Our low temperature equitherm technology for breweries will cut down energy costs for new breweries and can be retrofitted for existing breweries. Our continuous investments not only in beverage and recycling technology, but also in our local infrastructure like our local consumables manufacturing plant and our solar energy project, enables us to approach the future with confidence.
We’ve seen solar panels on some of your roofs. How do you manage the challenge of power supply as well as the push towards greener, cleaner energy?
As part of Krones’s ambitious sustainability strategy, we have set climate goals for the future. By 2030, we hope to achieve 80% fewer greenhouse gas emissions from what we call scope 1 and 2 sections of our business. These refer to the emissions at our company sites for example emissions due to vehicles, production systems or purchased energy.
In Krones West Africa, our investments in solar panels spanning 2,746Km2 of our roof space will ensure that we can sustainably produce 546KW of energy at its peak, with an additional capacity to store 830KW of energy. This development allows us to manage the challenges of power as it means we will no longer rely on the power grid to run our day to day operations.
Are you switching off generators completely here at Krones Nigeria?
We will basically be off-grid by the 2nd half of this year. We currently run on solar during the daytime because, the storage batteries are yet to be delivered. Afterwards, we will start running the whole office overnight as well.
There’s the Agrofood expo happening later. What story do you want to tell about that?

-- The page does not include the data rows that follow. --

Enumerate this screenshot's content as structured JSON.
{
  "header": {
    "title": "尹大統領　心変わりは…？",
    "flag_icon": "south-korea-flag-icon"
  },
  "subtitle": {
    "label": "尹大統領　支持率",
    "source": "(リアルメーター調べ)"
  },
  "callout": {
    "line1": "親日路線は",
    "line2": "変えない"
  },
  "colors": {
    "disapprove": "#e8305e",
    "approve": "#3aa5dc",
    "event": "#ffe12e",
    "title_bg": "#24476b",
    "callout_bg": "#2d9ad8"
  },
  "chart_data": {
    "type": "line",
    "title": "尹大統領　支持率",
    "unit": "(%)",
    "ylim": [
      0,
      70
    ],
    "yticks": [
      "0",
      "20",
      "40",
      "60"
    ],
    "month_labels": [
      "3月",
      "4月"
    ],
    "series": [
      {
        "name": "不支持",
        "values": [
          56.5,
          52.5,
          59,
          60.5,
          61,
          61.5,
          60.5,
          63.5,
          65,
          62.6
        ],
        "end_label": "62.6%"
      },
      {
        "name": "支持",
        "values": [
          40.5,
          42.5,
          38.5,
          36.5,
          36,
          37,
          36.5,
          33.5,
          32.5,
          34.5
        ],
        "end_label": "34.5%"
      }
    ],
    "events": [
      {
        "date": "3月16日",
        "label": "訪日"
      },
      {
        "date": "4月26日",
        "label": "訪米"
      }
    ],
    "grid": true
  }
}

The 2023 Agrofood seminar will be a wonderful opportunity to say than you to our customers for their loyalty and dedication to Krones for the past 20 years. We always look forward to connecting with our customers to share the latest and greatest of all things Krones but this year, as we celebrate this unique anniversary, we are keen to show our gratitude as technology and service providers. We exist to serve them and we feel blessed for the countless opportunities given to Krones in the West African region over the past 2 decades.
Our special exhibition seminar will focus on our recycling solutions and the Krones approach to a circular economy, as well as the impact of Krones’s Digitalization solutions for the future.
German companies invested about £2 billion in Africa in 2021. What do you think will be the trend going forward if we are able to get our acts right and what do you think is possible in terms of how much investment we can attract to Nigeria?
As I mentioned earlier in the interview, the best is yet to come for Nigeria. The sky really is the limit. Nigeria has an amazing youthful and constantly rising population. Nigerian intellectuals can be found everywhere in the world and the human talent in this country is simply amazing.
With better use of its natural resources, we can only imagine that the next 20 years would be full of wonderful opportunities that can be tapped into by investing early. Now is still not too late. Krones will continue to invest locally as can be seen by recent investments, as we truly believe in the people and the potential of this great country.